雷霄把空酒壶扔在地上,声音不大,但在安静的夜里格外清楚。他没有弯腰去捡,只是站在原地,看着我们几个。
我坐在石头上,左手还藏在袖子里。刚才那条灰线停在肘部,现在也没动。我能感觉到它还在,像一根细线卡在皮肉之间,不疼,但压得人喘不过气。
丹灵子闭着眼,手指搭在脉门上,像是在调息。青梧蹲在一旁,手里拿着一张符纸,正在边缘画一道新的纹路。火堆里的木头裂开一声,火星跳了一下。
“我来说个事。”雷霄开口了,声音比平时低,“一百年前,我也见过这种人。”
我们都停下动作。
他没看任何人,抬头望着天。星星很多,照在他脸上,能看出他的眼神变了,不像刚才那么紧绷,反而有点空。
“那时候我不是一个人来的。我们有八个人,从南边一路打过来。遇到的不是魔修,是原来的同门。他们本来该守山门的,结果全换了样子。”
他顿了顿,手慢慢握成拳。
“那天晚上,风很大。我们发现他们的时候,他们在挖地。不是埋东西,是在挖什么东西出来。地上有个阵,用血画的,连着七口井。每口井下面都吊着一个人,还没死透,但眼睛已经黑了。”
青梧抬起了头。
“我们冲进去救人。刚破第一道阵,就有两个人反水。其中一个是我师弟。他以前最怕见血,那天却一刀捅进了自己师兄的肚子。我们才明白,不是他们不想活,是身体不听使唤了。”
他说得很慢,每个字都像从喉咙里挤出来的。
“那一战打了三天。我用了风雷九劫术的第一劫,那是我第一次催动这门功法。不是为了赢,是为了让剩下的人能跑。最后活下来的只有三个,包括我。其他人……死了就是死了,连骨头都没留下。”
火堆又响了一声。
“你们知道最难受的是什么?”他转过头,看向我们,“是我们到现在都不知道,那些人是自愿的,还是被逼的。他们临死前喊的不是咒语,是名字。喊的是我们从前一起喝酒时叫的外号。”
没人说话。
我低头看了看自己的左臂。衣服盖着,但我清楚那道痕迹还在。它不是伤,也不是病,但它确实改变了什么。
“那时候的敌人,用的是骨片当媒介,插在后颈。碰到就会发疯。现在的不一样。”雷霄看向地上那个被封住的布包,“这个玉佩更干净,也更狠。它不动声色,让你自己走过去,主动把它戴上。”
丹灵子睁开了眼。
“你当时杀的人,是不是也有类似的东西?”我问。
“有。”他说,“但我们不知道那是关键。以为只是普通的魔器,就砸了。后来才发现,那人死的时候,嘴里还在念口诀。他是被人控制到最后,连死都不由自己。”
青梧轻轻翻了下手里的书页。她没说话,但笔已经在纸上记了几个字:**媒介不同,方式升级**。
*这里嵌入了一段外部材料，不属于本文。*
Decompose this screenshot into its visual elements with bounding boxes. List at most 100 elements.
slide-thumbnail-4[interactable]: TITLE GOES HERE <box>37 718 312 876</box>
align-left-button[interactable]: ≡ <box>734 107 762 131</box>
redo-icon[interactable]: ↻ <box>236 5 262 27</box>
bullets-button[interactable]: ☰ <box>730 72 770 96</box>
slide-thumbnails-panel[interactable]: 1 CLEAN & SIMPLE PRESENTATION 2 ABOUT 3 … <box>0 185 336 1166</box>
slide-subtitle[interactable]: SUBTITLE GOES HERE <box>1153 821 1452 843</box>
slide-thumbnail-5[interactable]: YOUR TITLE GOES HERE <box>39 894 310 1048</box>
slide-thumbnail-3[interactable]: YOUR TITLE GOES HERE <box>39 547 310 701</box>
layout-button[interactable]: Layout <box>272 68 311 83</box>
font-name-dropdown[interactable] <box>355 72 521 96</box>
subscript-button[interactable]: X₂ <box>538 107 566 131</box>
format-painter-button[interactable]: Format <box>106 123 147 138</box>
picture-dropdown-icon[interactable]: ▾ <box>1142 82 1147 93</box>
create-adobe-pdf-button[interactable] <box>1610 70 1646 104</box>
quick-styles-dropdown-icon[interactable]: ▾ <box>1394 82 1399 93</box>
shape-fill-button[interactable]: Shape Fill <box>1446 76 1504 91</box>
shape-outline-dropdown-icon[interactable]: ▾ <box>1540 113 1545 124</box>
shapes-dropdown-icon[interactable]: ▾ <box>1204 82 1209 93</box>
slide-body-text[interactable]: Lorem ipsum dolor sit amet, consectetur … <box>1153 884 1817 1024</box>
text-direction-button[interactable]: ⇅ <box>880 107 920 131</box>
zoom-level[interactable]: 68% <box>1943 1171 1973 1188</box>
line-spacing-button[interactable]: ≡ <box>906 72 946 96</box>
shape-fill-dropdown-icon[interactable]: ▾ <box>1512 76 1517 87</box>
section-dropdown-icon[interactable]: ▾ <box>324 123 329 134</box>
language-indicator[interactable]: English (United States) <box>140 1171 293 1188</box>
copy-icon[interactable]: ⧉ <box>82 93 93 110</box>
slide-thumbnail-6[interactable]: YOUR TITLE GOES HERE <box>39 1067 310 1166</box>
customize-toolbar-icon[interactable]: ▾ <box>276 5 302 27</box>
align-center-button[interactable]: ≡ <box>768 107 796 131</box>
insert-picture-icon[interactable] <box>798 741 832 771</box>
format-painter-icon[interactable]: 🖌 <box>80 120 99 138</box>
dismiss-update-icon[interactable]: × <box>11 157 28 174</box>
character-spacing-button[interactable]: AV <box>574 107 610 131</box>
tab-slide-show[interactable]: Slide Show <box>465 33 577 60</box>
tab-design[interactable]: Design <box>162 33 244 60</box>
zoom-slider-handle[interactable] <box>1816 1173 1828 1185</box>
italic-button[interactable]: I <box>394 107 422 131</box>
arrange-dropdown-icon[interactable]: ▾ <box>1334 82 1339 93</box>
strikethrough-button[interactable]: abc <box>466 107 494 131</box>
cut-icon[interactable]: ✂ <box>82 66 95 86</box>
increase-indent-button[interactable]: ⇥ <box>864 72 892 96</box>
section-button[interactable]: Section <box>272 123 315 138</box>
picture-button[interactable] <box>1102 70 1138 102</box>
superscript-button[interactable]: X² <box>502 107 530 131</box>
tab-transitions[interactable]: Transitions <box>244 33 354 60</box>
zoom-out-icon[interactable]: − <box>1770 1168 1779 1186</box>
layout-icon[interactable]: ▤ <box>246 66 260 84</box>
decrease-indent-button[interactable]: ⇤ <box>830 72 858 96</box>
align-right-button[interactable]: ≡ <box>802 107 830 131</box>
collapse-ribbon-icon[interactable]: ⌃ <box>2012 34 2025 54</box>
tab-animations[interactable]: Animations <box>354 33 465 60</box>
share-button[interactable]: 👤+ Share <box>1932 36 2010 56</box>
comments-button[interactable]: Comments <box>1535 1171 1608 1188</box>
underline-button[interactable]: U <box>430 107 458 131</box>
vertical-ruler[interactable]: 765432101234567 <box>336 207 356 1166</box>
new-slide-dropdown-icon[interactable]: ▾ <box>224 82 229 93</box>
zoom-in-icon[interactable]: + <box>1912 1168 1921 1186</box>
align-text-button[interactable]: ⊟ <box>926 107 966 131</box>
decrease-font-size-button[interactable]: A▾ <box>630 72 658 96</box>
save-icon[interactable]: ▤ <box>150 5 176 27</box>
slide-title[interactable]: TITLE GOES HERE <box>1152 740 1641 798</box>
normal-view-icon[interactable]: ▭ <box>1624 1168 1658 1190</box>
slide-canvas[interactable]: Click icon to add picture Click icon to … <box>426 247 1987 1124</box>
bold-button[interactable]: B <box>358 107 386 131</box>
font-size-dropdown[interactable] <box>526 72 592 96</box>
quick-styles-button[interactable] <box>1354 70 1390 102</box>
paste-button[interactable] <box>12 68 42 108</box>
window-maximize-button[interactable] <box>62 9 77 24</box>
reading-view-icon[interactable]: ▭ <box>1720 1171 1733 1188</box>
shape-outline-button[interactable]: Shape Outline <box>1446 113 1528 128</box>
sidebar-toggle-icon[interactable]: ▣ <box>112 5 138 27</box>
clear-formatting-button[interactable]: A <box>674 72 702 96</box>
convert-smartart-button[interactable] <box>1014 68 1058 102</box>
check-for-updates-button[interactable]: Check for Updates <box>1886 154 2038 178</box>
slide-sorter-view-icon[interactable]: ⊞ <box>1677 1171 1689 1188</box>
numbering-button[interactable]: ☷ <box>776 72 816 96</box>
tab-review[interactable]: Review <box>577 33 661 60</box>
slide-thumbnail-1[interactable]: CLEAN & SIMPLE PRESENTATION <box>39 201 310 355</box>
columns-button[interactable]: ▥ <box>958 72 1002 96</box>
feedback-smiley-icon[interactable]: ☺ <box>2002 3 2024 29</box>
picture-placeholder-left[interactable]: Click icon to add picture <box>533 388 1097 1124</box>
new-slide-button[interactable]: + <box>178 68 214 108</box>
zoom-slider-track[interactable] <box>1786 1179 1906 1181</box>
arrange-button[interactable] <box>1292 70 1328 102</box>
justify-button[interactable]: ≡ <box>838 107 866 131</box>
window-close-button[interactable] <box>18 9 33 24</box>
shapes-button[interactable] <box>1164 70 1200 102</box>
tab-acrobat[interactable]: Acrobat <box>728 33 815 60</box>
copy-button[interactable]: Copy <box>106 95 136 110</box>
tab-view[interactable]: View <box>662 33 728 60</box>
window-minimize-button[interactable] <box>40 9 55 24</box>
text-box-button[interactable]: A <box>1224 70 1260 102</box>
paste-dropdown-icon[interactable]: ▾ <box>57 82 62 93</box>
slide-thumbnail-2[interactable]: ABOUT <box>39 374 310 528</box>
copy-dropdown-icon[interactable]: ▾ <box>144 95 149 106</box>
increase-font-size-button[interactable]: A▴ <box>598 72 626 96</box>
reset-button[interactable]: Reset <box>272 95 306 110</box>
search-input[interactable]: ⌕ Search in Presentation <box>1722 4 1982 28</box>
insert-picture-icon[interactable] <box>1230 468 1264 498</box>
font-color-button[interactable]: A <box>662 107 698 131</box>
“所以这次不一样。”雷霄盯着我,“你们今天看到的魔修甲,比我一百年前杀的那个强太多。那时候我们还能分清谁是谁,现在……”他冷笑了一下,“可能站在这里说话的四个人里,已经有谁不对劲了,但我们看不出来。”
我坐直了些。
“你怎么确定你现在说的就是真的?”我看着他。
他没生气,反而笑了下。“因为我现在说的话,和我想的一样。如果哪天我说的话开始劝你们放弃、劝你们投降,或者说什么‘接受才是解脱’这种话——”他顿了顿,“你就动手,别等我求你。”
空气一下子沉下去。
我知道他在说什么。丹灵子之前提过,这种邪术会让人误以为自己变强,其实是被一点点吃掉。等到彻底沦陷,连反抗的念头都不会有。
“那你为什么现在才说?”我问。
“因为以前我以为那是孤例。”他说,“我以为那种事只发生在那个山头,被我们灭了就完了。但现在我知道,它一直在传。换了个壳,换了种法子,但它没断。”
他走到火堆边,蹲下来,伸手拨了下炭灰。
“我刚才不说,是怕吓到你们。可现在我不说了,你们会死得更快。你们今天能认出这是问题,是因为你们还清醒。明天呢?后天呢?等你们也开始觉得‘也许可以试试看’的时候,就晚了。”
丹灵子慢慢站起身。
“你说的那次战斗,有没有留下什么记录?”他问。